Ordinarily, medical students receive their first introduction to radiology in their third year – frequently after many have made their decisions on which specialty to enter. Earlier exposure could change their minds, DiSantis said.

“Getting radiology into the curriculum as soon as possible is key,” he said. “People need to know what radiologists do to develop an interest, and medical students need to know, overall, how to use radiology to help patients.”

In fact, Kentucky’s program partners with a local medical society to provide a specialty speed dating program for 2nd-year students.
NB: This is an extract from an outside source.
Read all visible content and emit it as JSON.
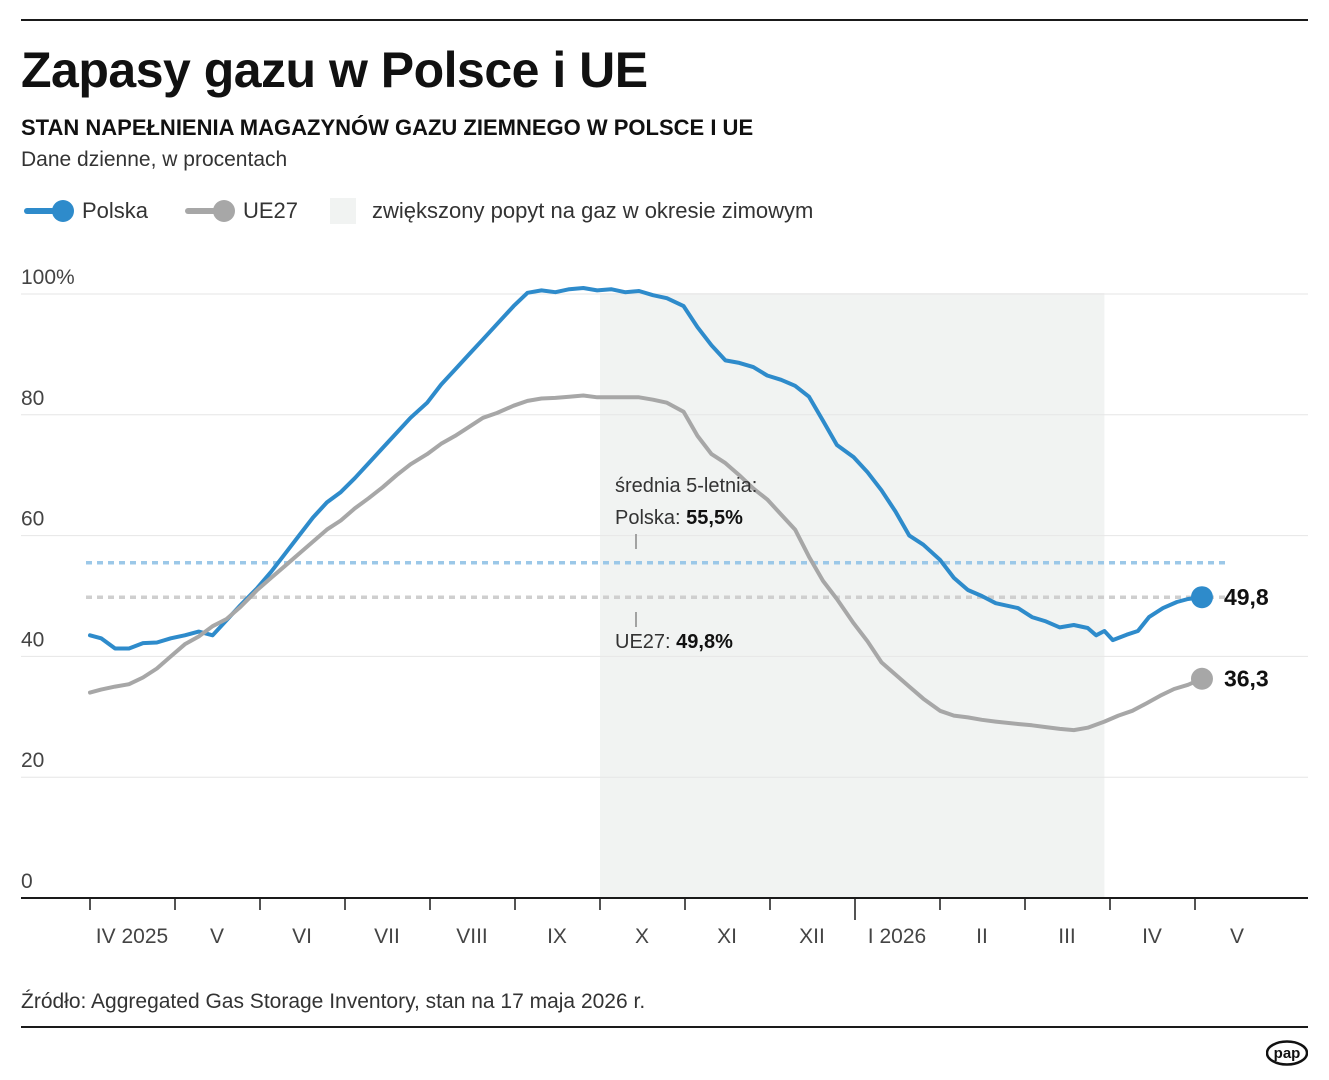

Over dinner, medical students have the opportunity to talk with specialists from all fields, asking questions and rotating through representatives every 15 minutes to 20 minutes.

Kentucky also offers electives, such as abdominal or neuroradiology training, earlier in the curriculum and links interested students with mentors who can help teach them how to read studies.

“We try to foster interest in radiology – show students from the beginning what radiology is and encourage them with early exposure to what radiologists actually do,” DiSantis said.

As more and more residency slots have gone unfilled, Michigan has opted to diversify its residency program, Quint said. Instead of leaving a significant percentage of the program empty, directors now include international medical graduates.

“At one time, U.S. students accounted for up to 98% of our radiology residents,” he said. “But, now that number looks roughly like 70%. International students are helping to fill out training programs.”

In addition, the radiology residency program at North Shore-Long Island Jewish Medical Center has integrated into all four years of training at Hofstra North Shore-Long Island Jewish School of Medicine. Faculty use CT and ultrasound to teach 1st- and 2nd- year students about anatomy, as well as point-of-care ultrasound to 1st-year students.

“We’re intimately involved with every aspect of undergraduate medical education,” said Jason Naiditch, MD, radiology chair for North Shore-Long Island Jewish. “As such, we have the ability to empress on the medical students that this is an exciting career.”

These medical students can also join specialty interest groups focused on diagnostic radiology and interventional radiology, he said, and they can rotate through the hospital to garner experience in general radiology, neuroradiology, interventional radiology, and other subspecialties. North Shore also gives medical students the opportunity to work with radiology faculty on research projects during the summer.

The integration has been so successful, he said, that 10% of the most recent graduating class of 40 students opted to enter a radiology residency program.

Overall, these efforts will likely attract more medical students to radiology, but they’re unlikely to entice those who are only interested in specialties with high reimbursement rates, Jha said.

“This way, you’ll get people who are truly motivated by radiology,” he said. “They aren’t the people in the margins.”